We think of streams, rivers, and creeks as wild and untamed liquid highways.

Making their way downstream to join other bodies of water and ultimately in large lakes or possibly an ocean.

Juking and meandering around a flood plain is a natural state, but in towns and cities these waterways get funneled into concrete channels to accomodate us.

Instead of marshland, the water is ushered to its destination.  In places like the one pictured most of the time there isn't much more than a glorified trickle making its way under Main Street and shopping center parking lot.

Looking at the ten foot wide stream in winter, it's difficult to tell what lives beneath the ice.  From a bridge, it looks cold and shut off, offering just a peak at the energy below.

You better not walk on top as the current flows through - the tight channel will keep this ice too thin for all but the lightest of creatures.
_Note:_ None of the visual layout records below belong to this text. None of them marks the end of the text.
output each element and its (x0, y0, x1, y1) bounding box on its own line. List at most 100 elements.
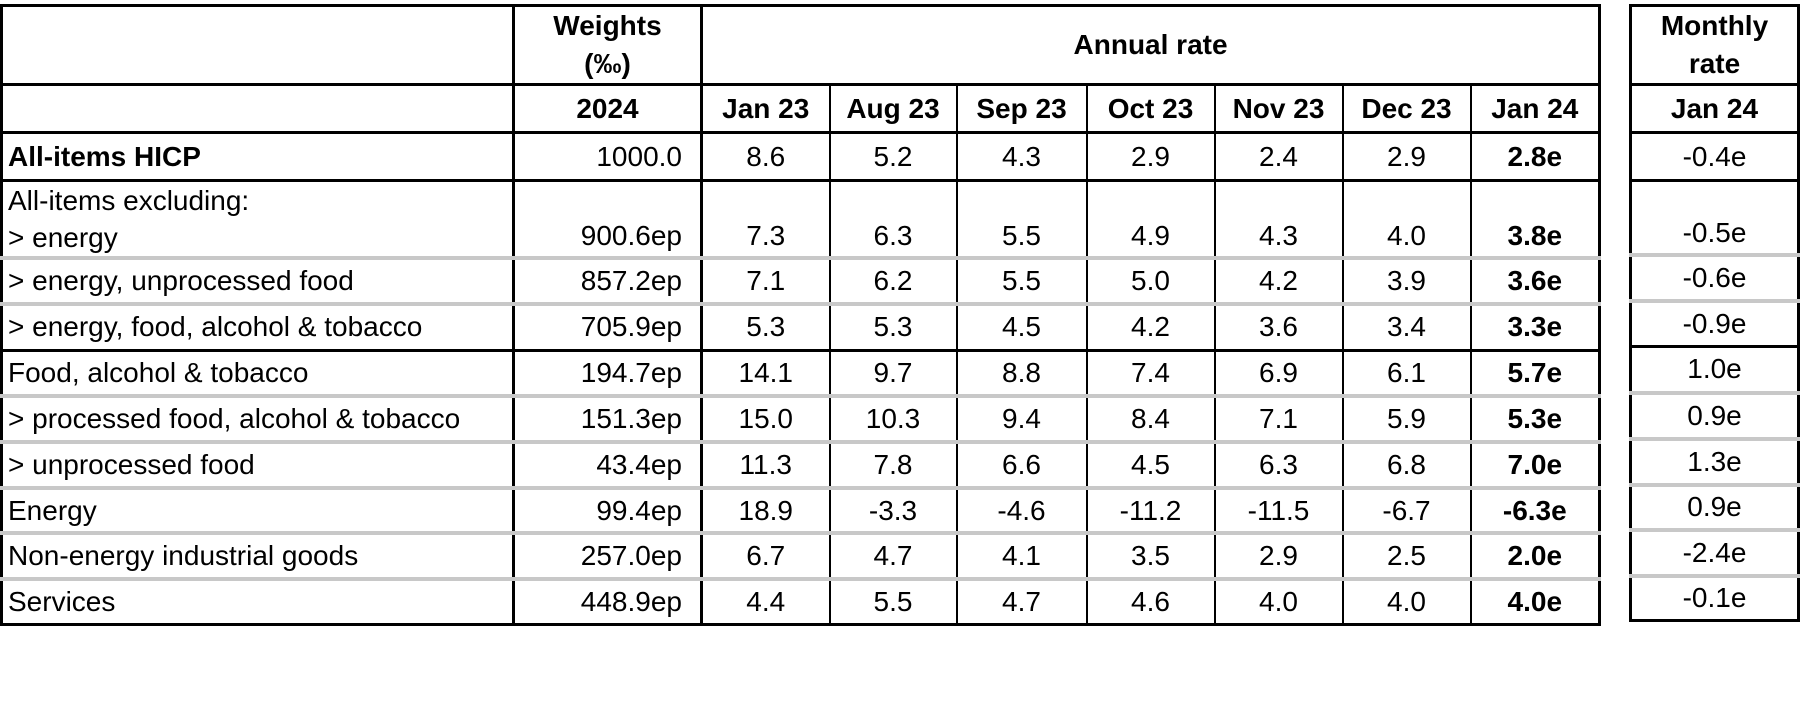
annual-rate-value: 10.3 (829, 396, 958, 444)
header-row-2: 2024 Jan 23 Aug 23 Sep 23 Oct 23 Nov 23 Dec 23… (0, 84, 1602, 134)
annual-rate-value: 4.3 (956, 132, 1088, 182)
weights-header: Weights (‰) (513, 4, 703, 86)
annual-rate-value: 6.6 (956, 442, 1088, 490)
annual-rate-value: 3.6 (1214, 304, 1344, 352)
annual-rate-value: 4.2 (1086, 304, 1216, 352)
annual-rate-value: 4.1 (956, 533, 1088, 581)
annual-rate-value: 5.3 (829, 304, 958, 352)
header-blank (0, 4, 515, 86)
month-header: Jan 24 (1470, 84, 1602, 134)
annual-rate-value: 7.1 (1214, 396, 1344, 444)
annual-rate-value: 6.3 (1214, 442, 1344, 490)
annual-rate-value: -6.7 (1342, 488, 1472, 535)
header-blank-2 (0, 84, 515, 134)
row-label: Food, alcohol & tobacco (0, 350, 515, 398)
latest-annual-rate: 5.3e (1470, 396, 1602, 444)
table-row: Non-energy industrial goods 257.0ep 6.7 4.7… (0, 533, 1602, 581)
annual-rate-value: -3.3 (829, 488, 958, 535)
header-row-1: Weights (‰) Annual rate (0, 4, 1602, 86)
row-label: > unprocessed food (0, 442, 515, 490)
latest-annual-rate: 3.8e (1470, 180, 1602, 260)
monthly-header-line2: rate (1688, 48, 1741, 79)
row-label: Non-energy industrial goods (0, 533, 515, 581)
annual-rate-value: 14.1 (701, 350, 831, 398)
row-label: Energy (0, 488, 515, 535)
hicp-monthly-rate-table: Monthly rate Jan 24 -0.4e -0.5e -0.6e -0.9e 1.0… (1629, 4, 1800, 622)
annual-rate-value: 7.4 (1086, 350, 1216, 398)
row-label: Services (0, 579, 515, 626)
annual-rate-value: 4.0 (1214, 579, 1344, 626)
monthly-row: -0.9e (1629, 300, 1800, 348)
monthly-header-line1: Monthly (1660, 10, 1769, 41)
annual-rate-value: 4.0 (1342, 579, 1472, 626)
annual-rate-value: 5.5 (956, 258, 1088, 306)
annual-rate-value: 9.7 (829, 350, 958, 398)
annual-rate-value: 4.9 (1086, 180, 1216, 260)
annual-rate-value: 6.2 (829, 258, 958, 306)
monthly-rate-value: 1.3e (1629, 438, 1800, 487)
weight-value: 1000.0 (513, 132, 703, 182)
row-label-text: > energy (8, 222, 118, 253)
annual-rate-value: 6.8 (1342, 442, 1472, 490)
monthly-header-row-1: Monthly rate (1629, 4, 1800, 86)
annual-rate-value: 2.4 (1214, 132, 1344, 182)
monthly-rate-value: -0.5e (1629, 180, 1800, 257)
weights-header-label: Weights (553, 10, 662, 41)
latest-annual-rate: 3.6e (1470, 258, 1602, 306)
table-row: All-items excluding: > energy 900.6ep 7.3 6.… (0, 180, 1602, 260)
latest-annual-rate: 2.0e (1470, 533, 1602, 581)
hicp-annual-rate-table: Weights (‰) Annual rate 2024 Jan 23 Aug 23 Sep… (0, 4, 1602, 626)
monthly-row: 1.3e (1629, 438, 1800, 487)
monthly-month-header: Jan 24 (1629, 84, 1800, 134)
month-header: Dec 23 (1342, 84, 1472, 134)
month-header: Sep 23 (956, 84, 1088, 134)
latest-annual-rate: 4.0e (1470, 579, 1602, 626)
weight-value: 194.7ep (513, 350, 703, 398)
monthly-rate-value: -0.9e (1629, 300, 1800, 348)
table-row: All-items HICP 1000.0 8.6 5.2 4.3 2.9 2.4 2.9 2.… (0, 132, 1602, 182)
annual-rate-value: 6.9 (1214, 350, 1344, 398)
row-label-intro: All-items excluding: (8, 185, 250, 216)
monthly-rate-value: 0.9e (1629, 484, 1800, 532)
table-row: > unprocessed food 43.4ep 11.3 7.8 6.6 4.5 6.3… (0, 442, 1602, 490)
month-header: Nov 23 (1214, 84, 1344, 134)
month-header: Jan 23 (701, 84, 831, 134)
weights-year-header: 2024 (513, 84, 703, 134)
table-row: > processed food, alcohol & tobacco 151.3… (0, 396, 1602, 444)
monthly-row: -0.4e (1629, 132, 1800, 182)
weight-value: 857.2ep (513, 258, 703, 306)
weight-value: 448.9ep (513, 579, 703, 626)
monthly-row: -0.6e (1629, 254, 1800, 303)
annual-rate-value: 7.3 (701, 180, 831, 260)
annual-rate-value: 5.2 (829, 132, 958, 182)
monthly-row: 1.0e (1629, 346, 1800, 395)
month-header: Aug 23 (829, 84, 958, 134)
annual-rate-value: 5.5 (956, 180, 1088, 260)
annual-rate-value: -4.6 (956, 488, 1088, 535)
latest-annual-rate: -6.3e (1470, 488, 1602, 535)
annual-rate-value: 4.3 (1214, 180, 1344, 260)
annual-rate-value: 2.9 (1214, 533, 1344, 581)
table-row: > energy, food, alcohol & tobacco 705.9ep… (0, 304, 1602, 352)
annual-rate-header: Annual rate (701, 4, 1602, 86)
row-label: > energy, food, alcohol & tobacco (0, 304, 515, 352)
annual-rate-value: 3.4 (1342, 304, 1472, 352)
annual-rate-value: 8.6 (701, 132, 831, 182)
annual-rate-value: 6.7 (701, 533, 831, 581)
annual-rate-value: 7.1 (701, 258, 831, 306)
table-row: > energy, unprocessed food 857.2ep 7.1 6.2 5… (0, 258, 1602, 306)
monthly-rate-value: -0.6e (1629, 254, 1800, 303)
annual-rate-value: 4.7 (829, 533, 958, 581)
annual-rate-value: 2.9 (1086, 132, 1216, 182)
weight-value: 151.3ep (513, 396, 703, 444)
annual-rate-value: 11.3 (701, 442, 831, 490)
weight-value: 43.4ep (513, 442, 703, 490)
annual-rate-value: 5.3 (701, 304, 831, 352)
table-row: Energy 99.4ep 18.9 -3.3 -4.6 -11.2 -11.5 -6.7 -6… (0, 488, 1602, 535)
annual-rate-value: 3.9 (1342, 258, 1472, 306)
annual-rate-value: 4.7 (956, 579, 1088, 626)
table-row: Services 448.9ep 4.4 5.5 4.7 4.6 4.0 4.0 4.0e (0, 579, 1602, 626)
monthly-row: 0.9e (1629, 392, 1800, 441)
monthly-row: -0.1e (1629, 575, 1800, 622)
weight-value: 900.6ep (513, 180, 703, 260)
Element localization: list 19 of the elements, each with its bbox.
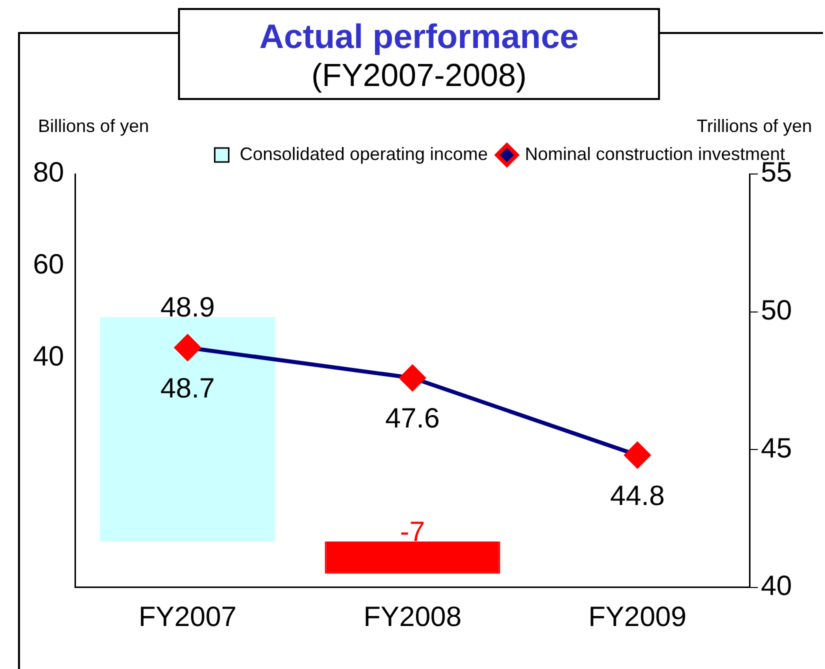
chart-subtitle: (FY2007-2008) (310, 57, 528, 94)
data-label: 48.7 (160, 372, 215, 404)
y-tick-label: 40 (32, 340, 64, 372)
y2-axis-title: Trillions of yen (696, 116, 812, 136)
chart-title: Actual performance (258, 18, 580, 57)
x-tick-label: FY2007 (138, 600, 237, 632)
x-tick-label: FY2008 (363, 600, 462, 632)
y-tick-label: 60 (32, 248, 64, 280)
legend-label: Consolidated operating income (240, 144, 488, 164)
x-tick-label: FY2009 (588, 600, 686, 632)
y2-tick-label: 40 (760, 570, 792, 602)
y-axis-title: Billions of yen (38, 116, 150, 136)
y-tick-label: 80 (32, 156, 64, 188)
y2-tick-label: 50 (760, 294, 792, 326)
data-label: -7 (400, 516, 425, 548)
data-label: 47.6 (385, 402, 440, 434)
data-label: 48.9 (160, 292, 215, 323)
y2-tick-label: 45 (760, 432, 792, 464)
data-label: 44.8 (610, 480, 665, 511)
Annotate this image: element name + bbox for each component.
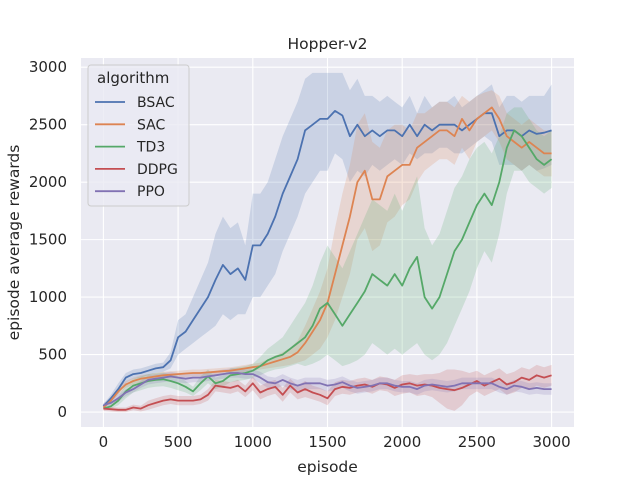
y-axis-label: episode average rewards	[5, 145, 23, 341]
series-line-td3	[103, 129, 553, 410]
y-tick-label: 3000	[29, 58, 67, 76]
series-line-ppo	[103, 372, 552, 407]
x-axis-ticks: 0 500 1000 1500 2000 2500 3000	[99, 433, 571, 451]
y-axis-ticks: 0 500 1000 1500 2000 2500 3000	[29, 58, 67, 421]
series-line-ddpg	[103, 374, 552, 411]
x-tick-label: 2000	[383, 433, 421, 451]
legend-items: BSAC SAC TD3 DDPG PPO	[95, 95, 178, 200]
legend-label-ppo: PPO	[137, 184, 165, 200]
legend-box	[87, 64, 190, 207]
x-tick-label: 500	[164, 433, 193, 451]
y-tick-label: 0	[57, 403, 67, 421]
x-tick-label: 0	[99, 433, 109, 451]
legend-label-sac: SAC	[137, 117, 165, 133]
y-tick-label: 500	[38, 346, 67, 364]
y-tick-label: 1000	[29, 288, 67, 306]
band-ppo	[103, 368, 552, 408]
y-tick-label: 2500	[29, 116, 67, 134]
grid	[81, 58, 574, 427]
x-tick-label: 2500	[458, 433, 496, 451]
x-axis-label: episode	[297, 458, 358, 476]
band-bsac	[103, 72, 552, 409]
band-td3	[103, 107, 552, 410]
x-tick-label: 1500	[308, 433, 346, 451]
y-tick-label: 1500	[29, 231, 67, 249]
band-ddpg	[103, 364, 552, 413]
x-tick-label: 1000	[234, 433, 272, 451]
y-tick-label: 2000	[29, 173, 67, 191]
legend-title: algorithm	[97, 69, 169, 87]
legend: algorithm BSAC SAC TD3 DDPG PPO	[87, 64, 190, 207]
legend-label-bsac: BSAC	[137, 95, 175, 111]
x-tick-label: 3000	[532, 433, 570, 451]
series-lines	[102, 106, 553, 411]
chart-title: Hopper-v2	[288, 35, 368, 53]
legend-label-ddpg: DDPG	[137, 162, 178, 178]
legend-label-td3: TD3	[136, 140, 165, 156]
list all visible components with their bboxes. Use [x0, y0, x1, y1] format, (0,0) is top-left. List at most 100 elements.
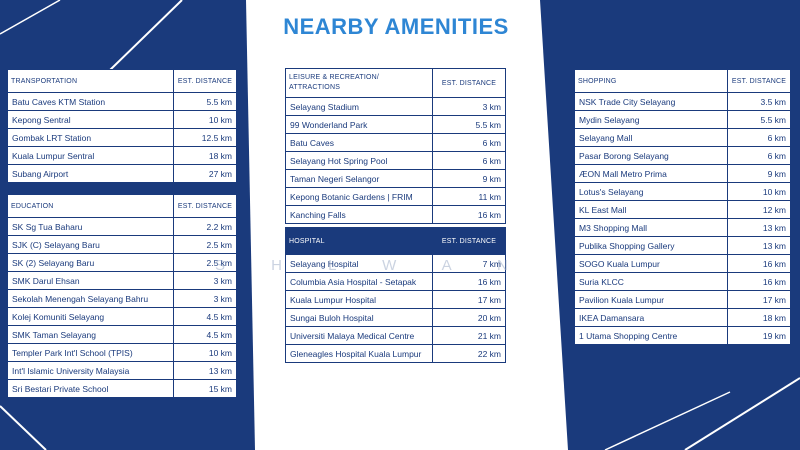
amenity-name: KL East Mall: [575, 200, 728, 219]
shopping-header: SHOPPING: [575, 70, 728, 93]
amenity-name: M3 Shopping Mall: [575, 218, 728, 237]
table-row: Batu Caves 6 km: [286, 133, 505, 152]
amenity-distance: 20 km: [432, 308, 505, 327]
amenity-name: Selayang Hot Spring Pool: [286, 151, 433, 170]
table-row: IKEA Damansara 18 km: [575, 308, 790, 327]
distance-header: EST. DISTANCE: [173, 70, 236, 93]
amenity-name: Gleneagles Hospital Kuala Lumpur: [290, 348, 422, 359]
table-row: Columbia Asia Hospital - Setapak 16 km: [286, 272, 505, 291]
amenity-name: Publika Shopping Gallery: [575, 236, 728, 255]
amenity-distance: 4.5 km: [173, 325, 236, 344]
amenity-name: NSK Trade City Selayang: [575, 92, 728, 111]
leisure-rows: Selayang Stadium 3 km 99 Wonderland Park 5.…: [286, 97, 505, 223]
distance-header: EST. DISTANCE: [727, 70, 790, 93]
table-row: Subang Airport 27 km: [8, 164, 236, 182]
education-header: EDUCATION: [8, 195, 174, 218]
amenity-distance: 13 km: [173, 361, 236, 380]
amenity-name: Templer Park Int'l School (TPIS): [8, 343, 174, 362]
amenity-name: SJK (C) Selayang Baru: [8, 235, 174, 254]
leisure-table: LEISURE & RECREATION/ ATTRACTIONS EST. D…: [285, 68, 506, 224]
table-row: Publika Shopping Gallery 13 km: [575, 236, 790, 255]
table-row: Lotus's Selayang 10 km: [575, 182, 790, 201]
amenity-distance: 19 km: [727, 326, 790, 344]
amenity-name: SMK Taman Selayang: [8, 325, 174, 344]
amenity-name: Subang Airport: [12, 168, 69, 179]
table-row: Templer Park Int'l School (TPIS) 10 km: [8, 343, 236, 362]
amenity-name: SOGO Kuala Lumpur: [575, 254, 728, 273]
table-row: ÆON Mall Metro Prima 9 km: [575, 164, 790, 183]
table-row: Batu Caves KTM Station 5.5 km: [8, 92, 236, 111]
distance-header: EST. DISTANCE: [173, 195, 236, 218]
amenity-name: Pavilion Kuala Lumpur: [575, 290, 728, 309]
table-row: SK Sg Tua Baharu 2.2 km: [8, 217, 236, 236]
amenity-name: Columbia Asia Hospital - Setapak: [286, 272, 433, 291]
table-row: KL East Mall 12 km: [575, 200, 790, 219]
amenity-name: SK (2) Selayang Baru: [8, 253, 174, 272]
amenity-name: Lotus's Selayang: [575, 182, 728, 201]
shopping-table: SHOPPING EST. DISTANCE NSK Trade City Se…: [574, 69, 791, 345]
amenity-name: Pasar Borong Selayang: [575, 146, 728, 165]
amenity-distance: 3 km: [173, 289, 236, 308]
amenity-distance: 7 km: [432, 254, 505, 273]
amenity-name: Gombak LRT Station: [8, 128, 174, 147]
amenity-distance: 4.5 km: [173, 307, 236, 326]
amenity-distance: 18 km: [173, 146, 236, 165]
table-row: Selayang Stadium 3 km: [286, 97, 505, 116]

The delicate fingers of ice reach over the water as living pieces of a puzzle anxious to create a new picture.

The water creates and erases at the same time - gurgling and splashing one drop at a time to the eager shards of ice.

Perched safely above the stream on a relatively warm day in the midst of a long frozen spell the ice looks like the air feels as it reaches into our warm coats with a long icy finger and dropping snow down our collars.

A tenetative step on to the air-pocketed ice leads to wet and very cold feet; better to be safe and dry on shore and allow the eyes and mind to dance across the surface.

Seen or unseen, the water washes on.  To Lake Michigan or Mississippi, the Gulf, or the Atlantic.  But, as it rolls on, it leaves some of itself behind - a still life.  Temporarily adding its art to winter's black and white canvas.